Henry stared into the fire but his eyes were distant and Death knew that, whatever he was seeing, it wasn’t the flames. “Yes,” he whispered. “She was. She really was.”
“And she was dressed as a Viking too. So you went over to talk to her. Maybe try to impress her a little? Were you wearing the dagger where she could see it? Or did you show it to her?”
“I showed it to her,” Henry said. “God help us all. I showed her the damned thing.”
“And that’s where it all fell apart. Because Ingrid Larsen had spent the previous year doing volunteer work with the Museum of Art and Archaeology. And she loved everything about Vikings, too. I’ll bet she knew every single Viking artifact in that museum.”

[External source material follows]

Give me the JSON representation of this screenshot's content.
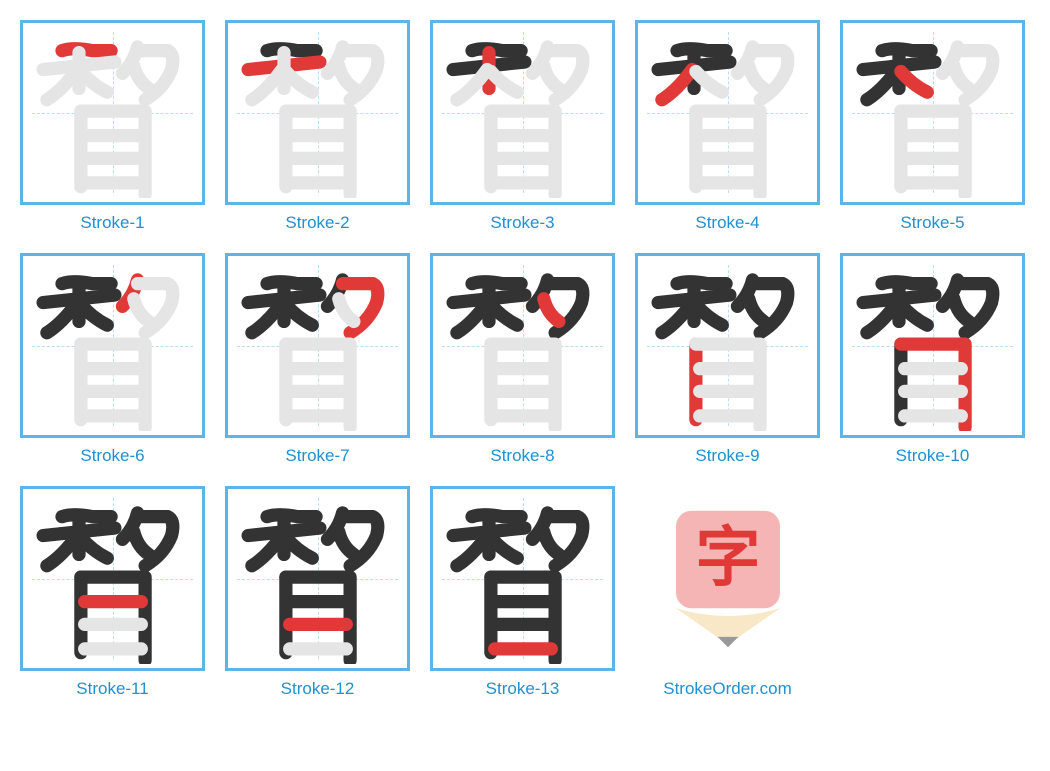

“She helped restore the handle,” Henry said. “She recognized it right away. And she knew who I was.”
“Did she threaten to expose you?”
“She was so angry. She acted like I’d stolen it from her. It was all we could do to keep her from screaming it out right there in the middle of the faire.”
“So you decided to ask your father for advice.”
Henry nodded again, a jerky, reluctant motion
“How did you convince her to come with you to Missouri?”
He fiddled with the hem of his cloak. “Trevor helped,” he said. “Trevor made her. I gave him money so he could run away and start a new life somewhere and he said he’d help me first.”
“Did he threaten her?” Salvy asked.
“Yes. With the dagger. We walked out of the gate together and got in my car and drove to the airport. I didn’t ever mean to hurt her,” he said. “I only wanted to ask my dad what to do. I thought maybe we could say she stole it. We talked about that in the plane. People would have believed it if we said it. It would’ve been just her word against the two of us. And I’m Henry Bender and she was just a girl.”